Toutes ces étapes nous amènent vers cet horizon 2050. Nous travaillons dès aujourd’hui, notamment en montrant aux pouvoirs publics et aux décideurs que le gaz naturel est une énergie qui a sa place. D’autant que ce dernier peut être considérablement verdi. Il résout l’équation environnementale et une partie de l’équation économique d’indépendance énergétique.
Fixez-vous des chiffres à atteindre pour les politiques en ce qui concerne le mix énergétique cible ?
Au-delà des objectifs fixés par la loi de transition énergétique et la programmation prévisionnelle de l’énergie, ce qui est important est de montrer la place du gaz naturel dans le mix énergétique français.

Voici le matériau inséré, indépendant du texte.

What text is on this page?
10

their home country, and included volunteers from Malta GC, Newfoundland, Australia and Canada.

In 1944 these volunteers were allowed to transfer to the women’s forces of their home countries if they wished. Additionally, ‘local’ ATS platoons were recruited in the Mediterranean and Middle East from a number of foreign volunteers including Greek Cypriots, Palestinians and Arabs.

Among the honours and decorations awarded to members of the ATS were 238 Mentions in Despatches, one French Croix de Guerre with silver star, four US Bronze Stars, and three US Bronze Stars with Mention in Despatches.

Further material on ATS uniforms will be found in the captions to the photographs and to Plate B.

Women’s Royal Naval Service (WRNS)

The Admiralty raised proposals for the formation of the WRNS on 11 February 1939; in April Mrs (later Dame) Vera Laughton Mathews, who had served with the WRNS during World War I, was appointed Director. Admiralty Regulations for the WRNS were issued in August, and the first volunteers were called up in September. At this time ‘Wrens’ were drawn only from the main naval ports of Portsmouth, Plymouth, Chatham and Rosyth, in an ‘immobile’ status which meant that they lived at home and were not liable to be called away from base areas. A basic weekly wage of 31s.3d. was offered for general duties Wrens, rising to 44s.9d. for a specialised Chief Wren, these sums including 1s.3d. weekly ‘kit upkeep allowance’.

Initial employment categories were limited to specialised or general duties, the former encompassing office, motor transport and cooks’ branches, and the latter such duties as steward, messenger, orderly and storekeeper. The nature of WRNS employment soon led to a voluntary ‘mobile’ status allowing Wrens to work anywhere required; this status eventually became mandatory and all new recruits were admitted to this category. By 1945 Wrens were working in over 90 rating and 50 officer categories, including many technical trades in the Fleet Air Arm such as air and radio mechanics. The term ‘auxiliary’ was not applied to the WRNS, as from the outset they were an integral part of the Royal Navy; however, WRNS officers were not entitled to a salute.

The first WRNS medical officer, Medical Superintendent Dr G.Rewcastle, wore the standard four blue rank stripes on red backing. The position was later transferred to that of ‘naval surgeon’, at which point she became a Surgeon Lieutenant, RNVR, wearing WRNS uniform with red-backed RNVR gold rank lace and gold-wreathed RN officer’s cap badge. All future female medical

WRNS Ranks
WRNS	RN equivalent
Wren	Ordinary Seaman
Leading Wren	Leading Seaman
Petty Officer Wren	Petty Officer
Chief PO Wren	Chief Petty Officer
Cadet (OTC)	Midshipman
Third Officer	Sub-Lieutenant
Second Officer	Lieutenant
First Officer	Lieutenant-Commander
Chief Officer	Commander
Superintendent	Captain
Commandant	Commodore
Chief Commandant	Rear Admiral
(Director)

Au quotidien, la vision énergétique est largement marquée par l’électricité. Or le gaz naturel est important. Il est particulièrement adapté, par exemple, par certains process industriels. Notre rôle est de rappeler aux décideurs publics que le réseau de gaz est un patrimoine public performant, vecteur de valeurs à utiliser largement, d’autant plus qu’il commence à accueillir des gaz différents.
Via les différentes technologies et l’apport des technologies du numérique, il est possible de connecter les différents réseaux pour réaliser cette complémentarité énergétique. Nous sommes partie prenante dans des démonstrateurs pour déterminer comment dans une boucle locale, les systèmes communicants peuvent aider à mieux gérer les apports des différentes énergies locales. Tester comment le réseau de gaz naturel peut soulager le réseau électrique et ainsi mieux gérer la pointe électrique.
Une des premières briques que nous posons est le déploiement du compteur communicant qui permet d’enregistrer deux fois par jour la consommation réelle de chacun. A partir de cette première brique se développent des dispositifs qui permettent de mieux gérer le réseau. C’est exactement ce dont on a besoin actuellement. Les compteurs sont en phase de déploiement jusqu’en 2022. De plus, nous faisons appel au smart grid dès aujourd’hui en utilisant des dispositifs embarqués à destination des salariés pour surveiller le réseau, en faisant des analyses prédictives, afin de réaliser les bons gestes de maintenance. Le réseau de gaz est moderne et verdi. Il se situe au centre de complémentarité énergétique avec l’électricité.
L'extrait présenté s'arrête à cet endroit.